A MADRASTA

Ele queria gritar, ser ouvido, bradar como uma criança assustada. Não que estivesse com receio de algo ou alguém, mas simplesmente porque precisava e sentia a premente necessidade de expor seu desabafo. O silêncio, no entanto o impedia, o mesmo mutismo iniciado há quinze anos quando tudo desmoronou em sua vida. O doloroso império da solidão silenciosa impusera a tristeza de ouvir apenas os próprios soluços.

E tudo por causa de uma escolha repentina e malfeita, a pior de sua vida. Essa preferência o traiu, demoliu emoções, afastou amigos e afugentou familiares, destruiu os sorrisos de todos os dias. O prazer instantâneo da opção, no primeiro instante, enriqueceu seu rosto com iluminada satisfação, o fez pular entusiasmado, desafiar estruturas afetivas, pensar que aquela enganosa felicidade duraria para sempre. Leda reflexão! Durou pouco e teve por consequência a estado de silêncio a que foi submetido.
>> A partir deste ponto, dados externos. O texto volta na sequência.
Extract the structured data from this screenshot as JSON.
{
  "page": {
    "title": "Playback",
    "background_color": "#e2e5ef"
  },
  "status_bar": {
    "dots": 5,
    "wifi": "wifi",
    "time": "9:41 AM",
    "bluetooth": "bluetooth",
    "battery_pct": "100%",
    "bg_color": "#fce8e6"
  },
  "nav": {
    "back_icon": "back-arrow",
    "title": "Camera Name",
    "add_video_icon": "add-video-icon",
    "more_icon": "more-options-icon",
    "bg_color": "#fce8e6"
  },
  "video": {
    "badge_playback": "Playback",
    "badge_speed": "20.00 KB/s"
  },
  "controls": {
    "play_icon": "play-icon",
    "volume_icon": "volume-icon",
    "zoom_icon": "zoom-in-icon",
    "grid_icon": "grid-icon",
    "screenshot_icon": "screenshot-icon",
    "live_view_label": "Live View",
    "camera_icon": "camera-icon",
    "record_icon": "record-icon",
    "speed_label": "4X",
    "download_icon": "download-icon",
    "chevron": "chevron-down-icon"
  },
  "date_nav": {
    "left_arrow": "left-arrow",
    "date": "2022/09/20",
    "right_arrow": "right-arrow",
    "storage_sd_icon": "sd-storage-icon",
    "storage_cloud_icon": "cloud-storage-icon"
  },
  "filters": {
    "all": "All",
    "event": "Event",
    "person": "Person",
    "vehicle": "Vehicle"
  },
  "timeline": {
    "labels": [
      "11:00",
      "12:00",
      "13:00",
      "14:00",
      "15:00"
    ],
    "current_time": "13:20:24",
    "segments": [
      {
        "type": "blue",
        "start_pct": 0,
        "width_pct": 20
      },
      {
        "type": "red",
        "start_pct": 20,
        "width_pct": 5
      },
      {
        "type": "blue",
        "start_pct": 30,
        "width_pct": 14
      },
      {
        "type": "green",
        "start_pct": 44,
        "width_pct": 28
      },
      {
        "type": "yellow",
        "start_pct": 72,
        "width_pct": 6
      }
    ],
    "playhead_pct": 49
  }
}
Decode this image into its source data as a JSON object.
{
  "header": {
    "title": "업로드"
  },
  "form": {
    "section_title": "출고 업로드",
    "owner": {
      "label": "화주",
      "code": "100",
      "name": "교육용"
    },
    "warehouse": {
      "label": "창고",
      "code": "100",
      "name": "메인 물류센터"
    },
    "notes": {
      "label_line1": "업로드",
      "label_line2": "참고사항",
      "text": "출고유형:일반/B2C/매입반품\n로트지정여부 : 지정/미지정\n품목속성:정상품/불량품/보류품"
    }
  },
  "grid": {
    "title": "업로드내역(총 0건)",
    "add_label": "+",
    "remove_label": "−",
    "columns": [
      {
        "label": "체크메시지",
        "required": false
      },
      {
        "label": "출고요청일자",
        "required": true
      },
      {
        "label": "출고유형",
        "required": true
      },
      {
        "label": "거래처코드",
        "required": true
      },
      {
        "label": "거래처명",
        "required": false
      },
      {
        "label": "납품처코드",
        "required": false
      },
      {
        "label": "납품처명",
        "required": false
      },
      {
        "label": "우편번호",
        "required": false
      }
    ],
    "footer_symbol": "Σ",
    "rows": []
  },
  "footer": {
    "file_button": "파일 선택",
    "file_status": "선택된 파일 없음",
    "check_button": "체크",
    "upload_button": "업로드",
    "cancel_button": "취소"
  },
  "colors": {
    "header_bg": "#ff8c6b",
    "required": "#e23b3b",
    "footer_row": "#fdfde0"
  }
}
Nove anos de gozo passageiro se transformaram em quinze de abandono, desprezo e indiferença. Como abandonou, fora abandonado, como desprezou também foi desprezado, por ter zombado do sofrimento alheio agora riam dele, e tendo ficado indiferente às lágrimas de tantos, a vida o levara a chorar sozinho. Poderia até gritar, se quisesse, entabular conversa com qualquer pessoa, todavia acabava falando sozinho. Seus gritos seriam ouvidos, mas o tomariam por louco, jamais por um homem que queria somente ter com quem conversar. O silêncio se tornou seu dono juntamente com a madrasta solidão.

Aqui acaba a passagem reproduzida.